Review: Milestones of Space
by Jeff Foust
|The chapter on Friendship 7, for example, includes a sidebar about the spacecraft’s so-called “fourth orbit:” the world tour on the capsule NASA conducted in the months after John Glenn’s historic flight.|
The book is a collection of essays about those eleven key items from the museum’s collection, written primarily by the museum’s curators. These objects range from spacecraft like the shuttle Discovery and Friendship 7, to models and engineering replicas of other spacecraft like Skylab and Viking, to other components, including the F-1 engine and Neil Armstrong’s Apollo 11 spacesuit. Each chapter covers one of those eleven items, discussing its development and use, and sometimes how it became part of the museum’s collection.
This approach sounds like a good way to describe these items, and their role in space history, to introductory audiences. It is, but the essays can also provide insights for those more familiar with these items and their heritage. The chapter on Friendship 7, for example, includes a sidebar about the spacecraft’s so-called “fourth orbit:” the world tour on the capsule NASA conducted in the months after John Glenn’s historic flight, attracting huge audiences but not widely remembered today. The discussion of Telstar goes beyond its technical accomplishments in providing the first live transatlantic television transmissions to the debate from that era on how that capability should be used: for education or entertainment? The essay on Armstrong’s suit goes into the challenges into trying to preserve that suit, 45 years after Apollo 11; the suit is no longer in display but instead is in climate-controlled storage as curators examine ways to display it without risking deterioration.

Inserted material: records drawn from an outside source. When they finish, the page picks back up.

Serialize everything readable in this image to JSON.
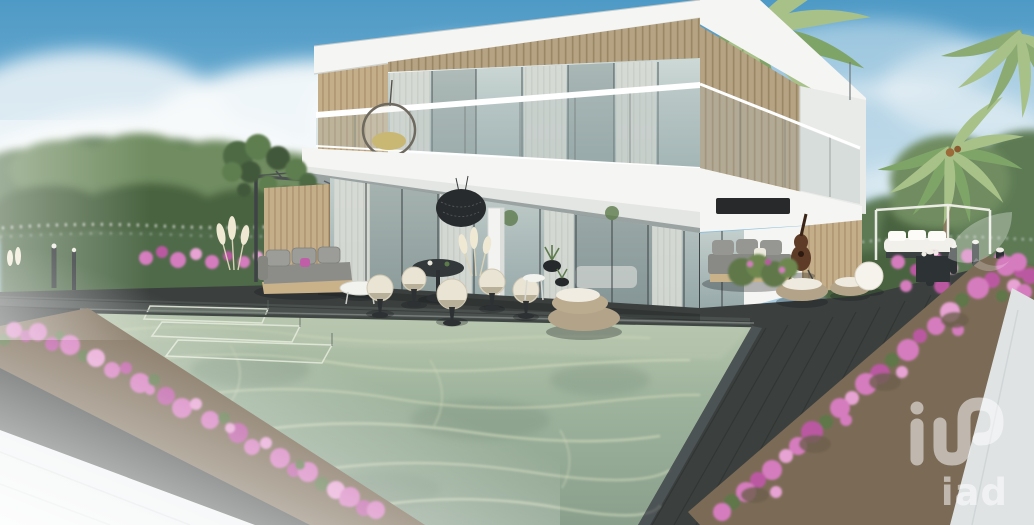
{
  "scene": {
    "type": "3d-architectural-rendering",
    "subject": "Modern two-storey white villa with wood-slat cladding, glass walls, covered terrace with outdoor lounge furniture, dark timber deck, swimming pool with steps, pink bougainvillea beds, hedges and palm trees under a blue sky with clouds",
    "watermark": {
      "text": "iad",
      "symbol": "iad-monogram-and-swoosh"
    }
  },
  "palette": {
    "sky_top": "#4e9ac6",
    "sky_mid": "#8fc0dc",
    "sky_low": "#d8e9f1",
    "cloud_white": "#f7fafb",
    "foliage": "#5d7a54",
    "foliage_dark": "#49643f",
    "foliage_light": "#6f8c60",
    "wall_white": "#f5f5f3",
    "wall_shade": "#e9ebe8",
    "slab_gray": "#9aa3a2",
    "wood": "#c4ae8a",
    "wood_dark": "#a58c66",
    "soffit": "#b5a384",
    "glass_hi": "#c6d3d0",
    "glass_lo": "#93a5a6",
    "curtain": "#d8dbd5",
    "frame_dark": "#3f4447",
    "beam": "#4c5052",
    "deck": "#3b403f",
    "deck_line": "#2c302f",
    "pool_far": "#b7c6ad",
    "pool_mid": "#9fb49d",
    "pool_deep": "#8aa08c",
    "caustic": "#cfd8bc",
    "coping": "#888f8b",
    "flower_pink": "#d57cbe",
    "flower_deep": "#bb58a2",
    "flower_light": "#e7a3d3",
    "leaf_green": "#5f7748",
    "soil": "#7b6b56",
    "pampas": "#efe9d4",
    "pavement": "#eceff0",
    "path_gray": "#dfe3e4",
    "cream": "#eae4d4",
    "sofa_gray": "#8c8d89",
    "wicker": "#b3a489",
    "guitar_brown": "#5e3b26",
    "lamp_white": "#f5f3ec",
    "watermark_white": "#ffffff"
  }
}
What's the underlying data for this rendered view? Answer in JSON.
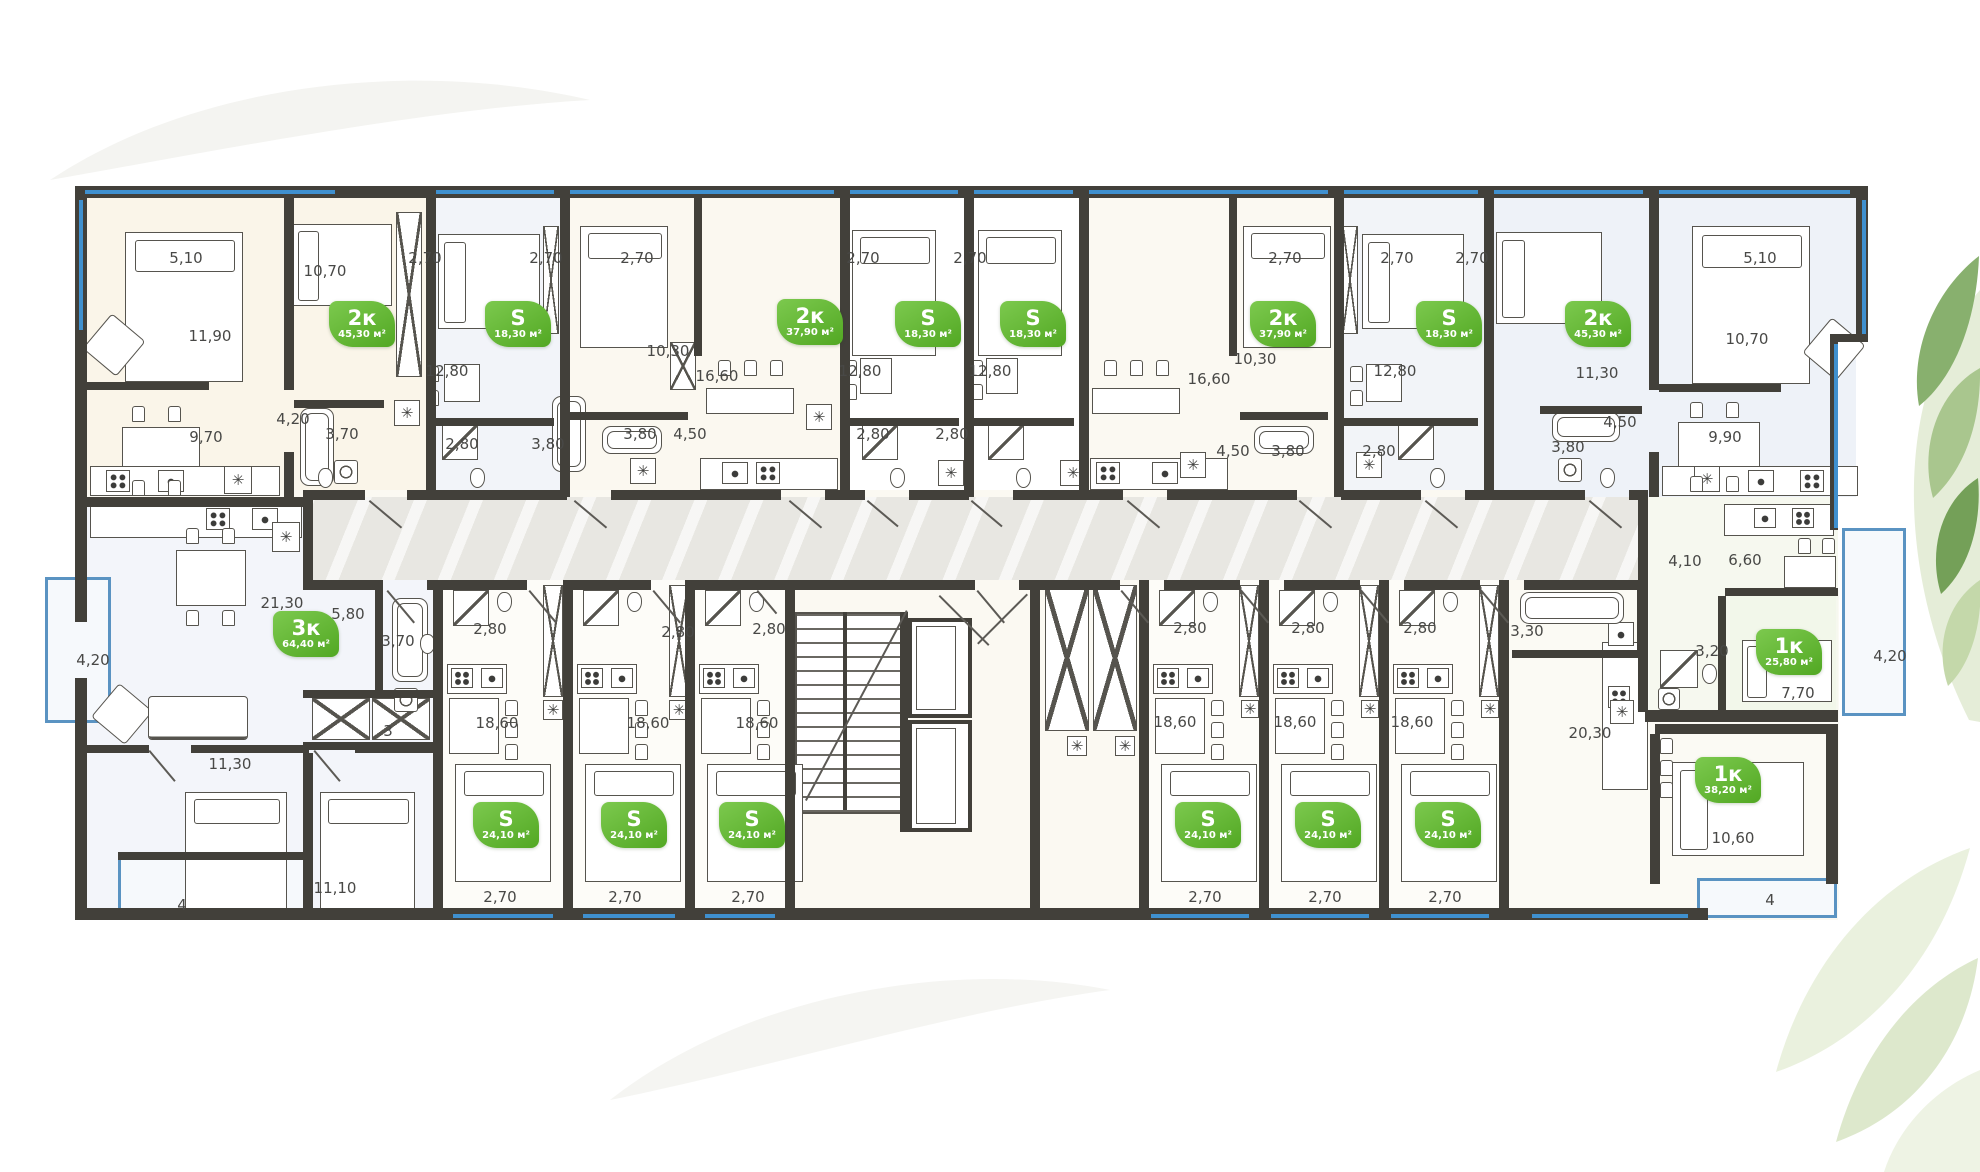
{
  "plan": {
    "badge_area_unit": "м²",
    "accent_green": "#5fb32c",
    "wall_color": "#42403a",
    "window_color": "#3f90cf"
  },
  "badges": [
    {
      "type": "2к",
      "area": "45,30 м²",
      "x": 362,
      "y": 324
    },
    {
      "type": "S",
      "area": "18,30 м²",
      "x": 518,
      "y": 324
    },
    {
      "type": "2к",
      "area": "37,90 м²",
      "x": 810,
      "y": 322
    },
    {
      "type": "S",
      "area": "18,30 м²",
      "x": 928,
      "y": 324
    },
    {
      "type": "S",
      "area": "18,30 м²",
      "x": 1033,
      "y": 324
    },
    {
      "type": "2к",
      "area": "37,90 м²",
      "x": 1283,
      "y": 324
    },
    {
      "type": "S",
      "area": "18,30 м²",
      "x": 1449,
      "y": 324
    },
    {
      "type": "2к",
      "area": "45,30 м²",
      "x": 1598,
      "y": 324
    },
    {
      "type": "3к",
      "area": "64,40 м²",
      "x": 306,
      "y": 634
    },
    {
      "type": "S",
      "area": "24,10 м²",
      "x": 506,
      "y": 825
    },
    {
      "type": "S",
      "area": "24,10 м²",
      "x": 634,
      "y": 825
    },
    {
      "type": "S",
      "area": "24,10 м²",
      "x": 752,
      "y": 825
    },
    {
      "type": "S",
      "area": "24,10 м²",
      "x": 1208,
      "y": 825
    },
    {
      "type": "S",
      "area": "24,10 м²",
      "x": 1328,
      "y": 825
    },
    {
      "type": "S",
      "area": "24,10 м²",
      "x": 1448,
      "y": 825
    },
    {
      "type": "1к",
      "area": "38,20 м²",
      "x": 1728,
      "y": 780
    },
    {
      "type": "1к",
      "area": "25,80 м²",
      "x": 1789,
      "y": 652
    }
  ],
  "dims": [
    {
      "t": "5,10",
      "x": 186,
      "y": 258
    },
    {
      "t": "2,70",
      "x": 425,
      "y": 258
    },
    {
      "t": "2,70",
      "x": 546,
      "y": 258
    },
    {
      "t": "2,70",
      "x": 637,
      "y": 258
    },
    {
      "t": "2,70",
      "x": 863,
      "y": 258
    },
    {
      "t": "2,70",
      "x": 970,
      "y": 258
    },
    {
      "t": "2,70",
      "x": 1285,
      "y": 258
    },
    {
      "t": "2,70",
      "x": 1397,
      "y": 258
    },
    {
      "t": "2,70",
      "x": 1472,
      "y": 258
    },
    {
      "t": "5,10",
      "x": 1760,
      "y": 258
    },
    {
      "t": "11,90",
      "x": 210,
      "y": 336
    },
    {
      "t": "10,70",
      "x": 325,
      "y": 271
    },
    {
      "t": "12,80",
      "x": 447,
      "y": 371
    },
    {
      "t": "10,30",
      "x": 668,
      "y": 351
    },
    {
      "t": "16,60",
      "x": 717,
      "y": 376
    },
    {
      "t": "12,80",
      "x": 860,
      "y": 371
    },
    {
      "t": "12,80",
      "x": 990,
      "y": 371
    },
    {
      "t": "16,60",
      "x": 1209,
      "y": 379
    },
    {
      "t": "10,30",
      "x": 1255,
      "y": 359
    },
    {
      "t": "12,80",
      "x": 1395,
      "y": 371
    },
    {
      "t": "11,30",
      "x": 1597,
      "y": 373
    },
    {
      "t": "10,70",
      "x": 1747,
      "y": 339
    },
    {
      "t": "9,70",
      "x": 206,
      "y": 437
    },
    {
      "t": "4,20",
      "x": 293,
      "y": 419
    },
    {
      "t": "3,70",
      "x": 342,
      "y": 434
    },
    {
      "t": "2,80",
      "x": 462,
      "y": 444
    },
    {
      "t": "3,80",
      "x": 548,
      "y": 444
    },
    {
      "t": "3,80",
      "x": 640,
      "y": 434
    },
    {
      "t": "4,50",
      "x": 690,
      "y": 434
    },
    {
      "t": "2,80",
      "x": 873,
      "y": 434
    },
    {
      "t": "2,80",
      "x": 952,
      "y": 434
    },
    {
      "t": "4,50",
      "x": 1233,
      "y": 451
    },
    {
      "t": "3,80",
      "x": 1288,
      "y": 451
    },
    {
      "t": "2,80",
      "x": 1379,
      "y": 451
    },
    {
      "t": "3,80",
      "x": 1568,
      "y": 447
    },
    {
      "t": "4,50",
      "x": 1620,
      "y": 422
    },
    {
      "t": "9,90",
      "x": 1725,
      "y": 437
    },
    {
      "t": "21,30",
      "x": 282,
      "y": 603
    },
    {
      "t": "5,80",
      "x": 348,
      "y": 614
    },
    {
      "t": "3,70",
      "x": 398,
      "y": 641
    },
    {
      "t": "4,20",
      "x": 93,
      "y": 660
    },
    {
      "t": "11,30",
      "x": 230,
      "y": 764
    },
    {
      "t": "3",
      "x": 388,
      "y": 731
    },
    {
      "t": "11,10",
      "x": 335,
      "y": 888
    },
    {
      "t": "4",
      "x": 182,
      "y": 905
    },
    {
      "t": "2,80",
      "x": 490,
      "y": 629
    },
    {
      "t": "2,80",
      "x": 678,
      "y": 632
    },
    {
      "t": "2,80",
      "x": 769,
      "y": 629
    },
    {
      "t": "18,60",
      "x": 497,
      "y": 723
    },
    {
      "t": "18,60",
      "x": 648,
      "y": 723
    },
    {
      "t": "18,60",
      "x": 757,
      "y": 723
    },
    {
      "t": "2,70",
      "x": 500,
      "y": 897
    },
    {
      "t": "2,70",
      "x": 625,
      "y": 897
    },
    {
      "t": "2,70",
      "x": 748,
      "y": 897
    },
    {
      "t": "2,80",
      "x": 1190,
      "y": 628
    },
    {
      "t": "2,80",
      "x": 1308,
      "y": 628
    },
    {
      "t": "2,80",
      "x": 1420,
      "y": 628
    },
    {
      "t": "3,30",
      "x": 1527,
      "y": 631
    },
    {
      "t": "18,60",
      "x": 1175,
      "y": 722
    },
    {
      "t": "18,60",
      "x": 1295,
      "y": 722
    },
    {
      "t": "18,60",
      "x": 1412,
      "y": 722
    },
    {
      "t": "2,70",
      "x": 1205,
      "y": 897
    },
    {
      "t": "2,70",
      "x": 1325,
      "y": 897
    },
    {
      "t": "2,70",
      "x": 1445,
      "y": 897
    },
    {
      "t": "20,30",
      "x": 1590,
      "y": 733
    },
    {
      "t": "10,60",
      "x": 1733,
      "y": 838
    },
    {
      "t": "4",
      "x": 1770,
      "y": 900
    },
    {
      "t": "3,20",
      "x": 1712,
      "y": 651
    },
    {
      "t": "7,70",
      "x": 1798,
      "y": 693
    },
    {
      "t": "4,20",
      "x": 1890,
      "y": 656
    },
    {
      "t": "4,10",
      "x": 1685,
      "y": 561
    },
    {
      "t": "6,60",
      "x": 1745,
      "y": 560
    }
  ],
  "icons": {
    "fridge_glyph": "✳"
  }
}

One question the book does raise is, why eleven? Why not profile ten or twelve or fifteen or some other number of artifacts? And why not include some other items in the museum’s collection, like the model of Explorer 1, America’s first satellite; or SpaceShipOne, the first privately-developed human spacecraft; both of which are found in the museum’s centerpiece gallery, Milestones of Flight? In the book’s foreward, the authors collectively write that “these iconic objects represent the major accomplishments and programs of the United States in space.” The fact that these items don’t make the cut is testament to the richness of the museum’s collection. Perhaps BuzzFeed can come to the rescue with a listicle along the lines of, perhaps, “32 Historic Objects That Didn’t Make it into the Milestones of Space Book”—provided, of course, they’re not busy listing celebrity non-lookalikes.